Context-Aware Content

A future of...


Combining our insights from the research and prototyping stages, we present AdaptiveWatch- a future-focused TV viewing experience we envision would be integrated as a togglable feature across all TV streaming platforms. AdaptiveWatch utilizes user-purchased sensors, such as smartwatches, cameras, and smart-speakers to extract user’s emotion, attention, and personal viewing habits. Using that information, it will leverage Deep Learning models to synthetically adapt the TV content in real time based on the user’s context, thereby seamlessly and dynamically adjusting the TV content to meet the user’s emotional, cognitive, and personal viewing needs.

An animation of Little Red Riding Hood and her mother.
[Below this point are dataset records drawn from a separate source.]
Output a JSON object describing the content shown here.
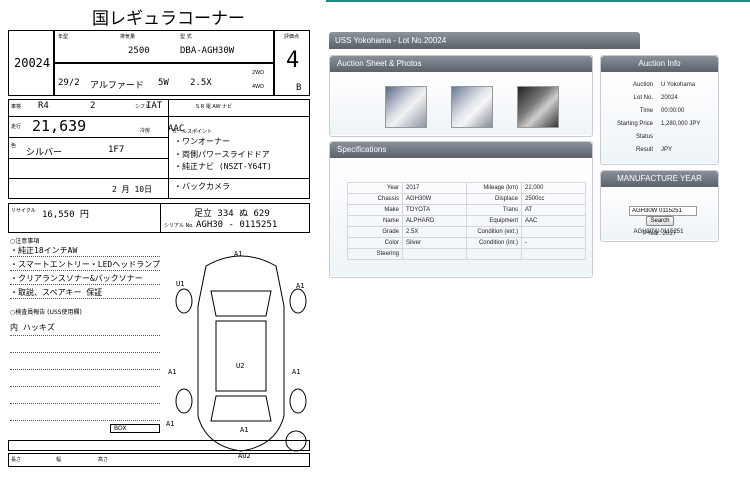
{
  "sheet": {
    "title": "国レギュラコーナー",
    "lot_no": "20024",
    "displacement": "2500",
    "model_code": "DBA-AGH30W",
    "grade_score": "4",
    "interior_score": "B",
    "year_reg": "29/2",
    "car_name": "アルファード",
    "doors": "5W",
    "grade": "2.5X",
    "year": "R4",
    "month": "2",
    "trans": "IAT",
    "mileage": "21,639",
    "ac": "AAC",
    "color": "シルバー",
    "color_code": "1F7",
    "seats": "8",
    "selling_points": [
      "・ワンオーナー",
      "・両側パワースライドドア",
      "・純正ナビ (NSZT-Y64T)",
      "・バックカメラ"
    ],
    "date": "2 月 10日",
    "recycle": "16,550 円",
    "plate": "足立 334 ぬ 629",
    "serial": "AGH30 - 0115251",
    "notes": [
      "・純正18インチAW",
      "・スマートエントリー・LEDヘッドランプ",
      "・クリアランスソナー&バックソナー",
      "・取説、スペアキー 保証"
    ],
    "inspector_label": "○検査員報告 (USS使用欄)",
    "inspector_note": "内 ハッキズ",
    "box_label": "BOX",
    "row_labels": [
      "長さ",
      "幅",
      "高さ"
    ],
    "marks": [
      "A1",
      "U1",
      "A1",
      "U2",
      "A1",
      "A1",
      "A1",
      "AU2",
      "A1"
    ]
  },
  "lot_bar": {
    "title": "USS Yokohama - Lot No.20024"
  },
  "sheet_panel": {
    "title": "Auction Sheet & Photos"
  },
  "auction_info": {
    "title": "Auction Info",
    "rows": [
      {
        "k": "Auction",
        "v": "U Yokohama"
      },
      {
        "k": "Lot No.",
        "v": "20024"
      },
      {
        "k": "Time",
        "v": "00:00:00"
      },
      {
        "k": "Starting Price",
        "v": "1,280,000 JPY"
      },
      {
        "k": "Status",
        "v": ""
      },
      {
        "k": "Result",
        "v": "JPY"
      }
    ]
  },
  "specs": {
    "title": "Specifications",
    "rows": [
      [
        "Year",
        "2017",
        "Mileage (km)",
        "22,000"
      ],
      [
        "Chassis",
        "AGH30W",
        "Displace",
        "2500cc"
      ],
      [
        "Make",
        "TOYOTA",
        "Trans",
        "AT"
      ],
      [
        "Name",
        "ALPHARD",
        "Equipment",
        "AAC"
      ],
      [
        "Grade",
        "2.5X",
        "Condition (ext.)",
        ""
      ],
      [
        "Color",
        "Silver",
        "Condition (int.)",
        "-"
      ],
      [
        "Steering",
        "",
        "",
        ""
      ]
    ]
  },
  "manufacture": {
    "title": "MANUFACTURE YEAR",
    "input_value": "AGH30W 0115251",
    "button": "Search",
    "result_year": "PYear: 2017",
    "result_chassis": "AGH30W 0115251"
  },
  "colors": {
    "panel_head": "#5b616b",
    "accent": "#1e8a86"
  }
}
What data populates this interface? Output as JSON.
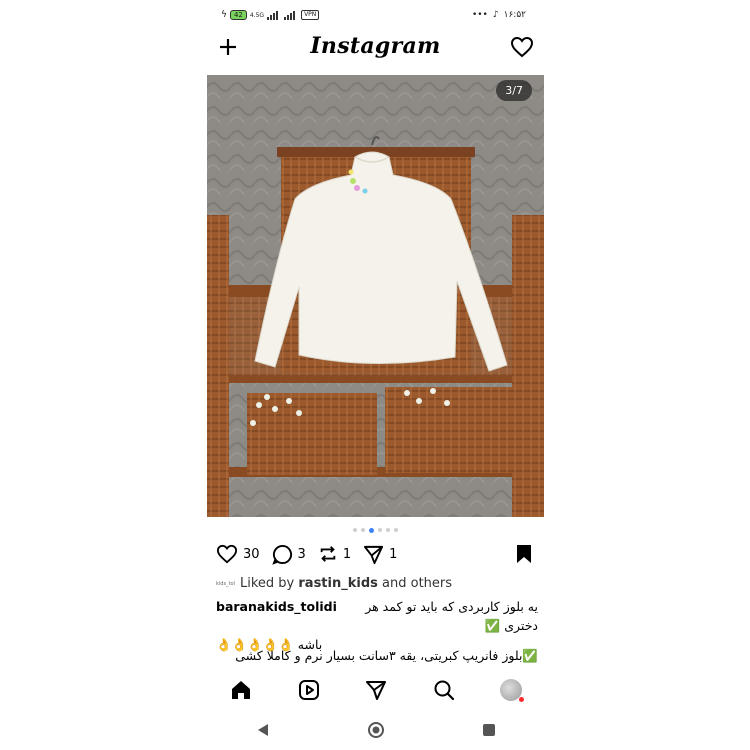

The scene changes between being dark, rainy, and gloomy to light and sunny to show the difference between the Scary, Sad, and Happy narratives

AdaptiveWatch uses real-time stylistic changes to the plot-line, weather, music, and color grading to adapt the content according to the user's  emotion and personal viewing preferences to enhance the TV viewing experience.

Our previous research found that people have a desire to immerse themselves in virtual environments based on their mood or current emotional state. Whether the user’s goal is to wallow in their sadness or counteract it with something happy, AdaptiveWatch will be able to adapt the plotline and the scene styles through Deep Learning to better the TV viewing experiences. AdaptiveWatch references literature and psychology research to map certain color changes, music changes, and weather changes to human emotions. In addition, by tracking user’s historical viewing preferences, AdaptiveWatch leverages Deep Learning to synthetically alter the plotline. It will either incorporate narratives and features that the user has historically enjoyed, or censor and remove narratives that the user may dislike based on prior viewing experiences. Play with our interactive prototypes below to see how AdaptiveWatch can be integrated with existing TV streaming services.

Growing numbers of users have begun to think of TV as a secondary, or background activity. Part of what makes it so appealing is that it requires no active input once you get started watching. However, there are times when might need to manually pause the show in order to reply to a message or check on food in the kitchen. Our system detects your activity automatically while you are watching tv and adapts the content accordingly, either pausing or changing to audio narration format, so you never miss any part of the show.

A diagram shows that tasks that require a higher cognitive load prefer pausing the content and lower cognitive load tasks prefer an audio description

Personal data privacy concerns came up several times in our user study and the majority of the users want to be in the driver’s seat to determine when and how the content would be adapted. On the other hand, we realized users also expressed frustrations when manually inputting their emotions into the system, as it distracted them from the TV viewing experience, and required them to consciously think about how they felt at pivotal moments in the TV content.

To resolve these conflicting pain points users have expressed, we envision a future where users will feel more comfortable adopting emerging and existing smart technologies to track their emotions. However, to ensure that TV users are comfortable during the early stages of adopting AdaptiveWatch, we have provided users with manual controls that they can use to dictate their TV viewing experience. With our AdaptiveWatch system, users can toggle on and off the system whenever they want to during their viewing session, so they can enjoy contents from the artist’s original intention or personalized versions tailored to their preferences.

User’s historical viewing data has also been integral towards personalizing the TV viewing experience. Prior prototyping suggested that strictly looking at user’s emotions and attention was insufficient, because different users liked and disliked different aspects of the show, ranging from the visual elements of the TV content to specific elements in the plot and narratives. To further personalize the TV viewing experience, AdaptiveWatch will leverage user’s historic viewing data to track what shows they have enjoyed or disliked, and how they have reacted emotionally to certain shows. Using that data, AdaptiveWatch will further adapt and tailor the TV content synthetically to their personal viewing preferences. To address data privacy concerns, AdaptiveWatch will stored the data safely on a local system that is dedicated to enhancing user’s TV viewing experience, and users will be able to control when and how these data can be used for their viewing experience.

We put a spin on the classic European fairy tale Little Red Riding Hood. The narrative that we all know- a little young girl who visited her grandmother in the woods but they both got eaten by a wolf, and then were rescued by a hunter passing by- is the base narrative that we have. On top of the base narrative, we created three other narratives which are sad, horror, and happy in order to simulate on-the-fly plot adaptation based on users’ emotional inputs. Aside from the plot-line adaption, we have also incorporated stylistic changes including weather, background music, and colors to see which change(s) users prefer to have during their viewing session.